You now have the second disk created exactly like the first disk.  You can even change the IDE cables inside the PC, and the PC should boot from the new disk drive.  You should go into the BIOS and make sure the BIOS rereads and sets the disks correctly, since I doubt your disks are identical.  Many modern BIOS's will detect a hardware change and adjust, or ask you to go into setup and check things out.  Just find the IDE drive section and make it rediscover if necessary.  Save and exit the BIOS.  Once XP starts, it will detect the new hardware, and will probably ask you to reboot the PC.  Windows XP will have to recognize the new disk drive hardware, if not the same.  It may take it a while, and will ask you to reboot when it figures out new driver.  Until then it is probably operating in minimal compatibility mode, maybe PIO mode!

This is a great way to get a new hard disk into your system.   Even though you had to create the new disk with the exact same partition sizes, you can use "parted" or partition magic tools to resize the partition to a larger size. 

6.  Some clarifications on MBR and boot sectors...

When you do a "dd if=/dev/hdc of=/dev/hda4" for example, the operation copies the MBR as the absolute first sector of the hdc drive, independent of any partitioning - it copies the entire drive hdc, sector by sector into the partition hda5.  The MBR contains the partition table.  When you copy /dev/hda4 back to a new drive, the new partition table will be copied onto the new drive.  Is this what you really want? You may really want to just copy the partition /dev/hdc1 so that you do not overwrite the partition table [and the MBR]  when you copy the partition onto a new destination partition. 

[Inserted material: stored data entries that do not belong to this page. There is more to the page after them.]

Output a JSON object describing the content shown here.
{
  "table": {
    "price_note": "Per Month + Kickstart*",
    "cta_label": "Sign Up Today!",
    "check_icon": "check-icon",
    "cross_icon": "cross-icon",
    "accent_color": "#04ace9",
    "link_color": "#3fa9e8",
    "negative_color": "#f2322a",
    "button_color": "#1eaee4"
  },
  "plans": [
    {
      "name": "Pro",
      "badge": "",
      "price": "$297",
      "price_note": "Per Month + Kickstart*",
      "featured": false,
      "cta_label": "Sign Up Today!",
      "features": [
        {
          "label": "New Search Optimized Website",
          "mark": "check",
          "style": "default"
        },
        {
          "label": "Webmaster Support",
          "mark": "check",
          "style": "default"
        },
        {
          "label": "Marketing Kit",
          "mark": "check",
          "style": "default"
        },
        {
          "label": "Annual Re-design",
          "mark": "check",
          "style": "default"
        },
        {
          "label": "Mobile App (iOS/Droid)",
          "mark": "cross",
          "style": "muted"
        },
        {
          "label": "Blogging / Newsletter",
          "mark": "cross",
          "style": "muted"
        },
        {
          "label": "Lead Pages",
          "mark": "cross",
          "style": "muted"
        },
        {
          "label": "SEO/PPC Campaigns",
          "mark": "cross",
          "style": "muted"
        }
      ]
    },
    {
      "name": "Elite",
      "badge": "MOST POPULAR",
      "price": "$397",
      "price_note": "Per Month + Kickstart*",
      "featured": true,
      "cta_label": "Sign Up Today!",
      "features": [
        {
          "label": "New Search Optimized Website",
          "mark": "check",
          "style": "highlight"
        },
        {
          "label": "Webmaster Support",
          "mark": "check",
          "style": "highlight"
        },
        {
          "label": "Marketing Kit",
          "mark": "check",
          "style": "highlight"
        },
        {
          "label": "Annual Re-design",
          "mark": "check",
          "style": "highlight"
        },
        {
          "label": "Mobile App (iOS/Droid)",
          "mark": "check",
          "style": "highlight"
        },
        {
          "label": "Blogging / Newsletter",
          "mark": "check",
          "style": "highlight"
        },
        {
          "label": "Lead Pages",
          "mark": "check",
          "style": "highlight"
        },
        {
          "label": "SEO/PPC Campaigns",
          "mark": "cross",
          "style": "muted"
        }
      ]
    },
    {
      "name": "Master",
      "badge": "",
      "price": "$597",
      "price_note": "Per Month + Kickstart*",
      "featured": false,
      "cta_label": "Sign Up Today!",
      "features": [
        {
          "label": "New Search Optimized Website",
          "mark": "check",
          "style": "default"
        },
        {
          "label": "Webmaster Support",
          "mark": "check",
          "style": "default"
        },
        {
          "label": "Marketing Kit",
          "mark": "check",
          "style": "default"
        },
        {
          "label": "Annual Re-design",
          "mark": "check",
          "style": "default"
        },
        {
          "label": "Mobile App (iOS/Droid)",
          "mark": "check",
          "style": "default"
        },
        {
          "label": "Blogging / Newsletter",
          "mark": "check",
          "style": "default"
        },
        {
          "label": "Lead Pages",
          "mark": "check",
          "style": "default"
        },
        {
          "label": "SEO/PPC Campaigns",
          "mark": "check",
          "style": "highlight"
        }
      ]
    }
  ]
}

For example, I want to upgrade my 3GB drive on my IBM thinkpad to a 20GB drive.  I first place the 20GB drive into an existing PC on the /dev/hdc position, and partition the drive into two 10GB partitions.  I then plug in my old, existing 3GB drive on an IBM thinkpad.  I want to copy the partition - /dev/hdc1 in this case because I have the drive in a second PC to /dev/hda4 - a spare partition on my system. 

Now I place the 20GB drive back into the /dev/hdc position, and do a "dd if=/dev/hda4 of=/dev/hdc1."  This operation does not overwrite the partition table I created on the new 20GB drive, thus maintaining the new partitioning.  If I were to overwrite the partition via "dd if=/dev/hda4 of=/dev/hdc" - I would overwrite the  MBR and the partition table on the new drive.  This is NOT what I want.   

7.  A Windows live CD!!

Now there is even a Windows live CD.  This is worth investigating.

8An emerging new alternative: Using external hard drives, networked to your PCs to backup your files.  This looks like an improving situation.  I am now trying ghost 9, with an external Maxtor USB drive connected to a Linksys Network storage unit, NSLU2.  No software needs to be installed.  You simply browse to the NSLU2 and set it up.  It does require a proprietary file system be used on the USB disk, but since it has to be used behind the NSLU2, I don't see that as a big problem.  You can then run ghost 9, and backup your drive to the Maxtor USB drive.    Stay tuned for some more details...

You will most likely need Windows tools such as ghost.  I have had some trouble with Knoppix - Linux partimage copying NTFS partitions.

9.  AN increasingly cost effective technique is to use RAID 1.  Since PCs and disk drives are getting so cheap, the cost of a RAID 1 motherboard and an extra disk drive is slightly more expensive than a single disk drive.  RAID 1 actually mirrors data from one disk onto another.  So if one disk drive dies, you can "merely" replace the failing disk and the data will be copied over to it.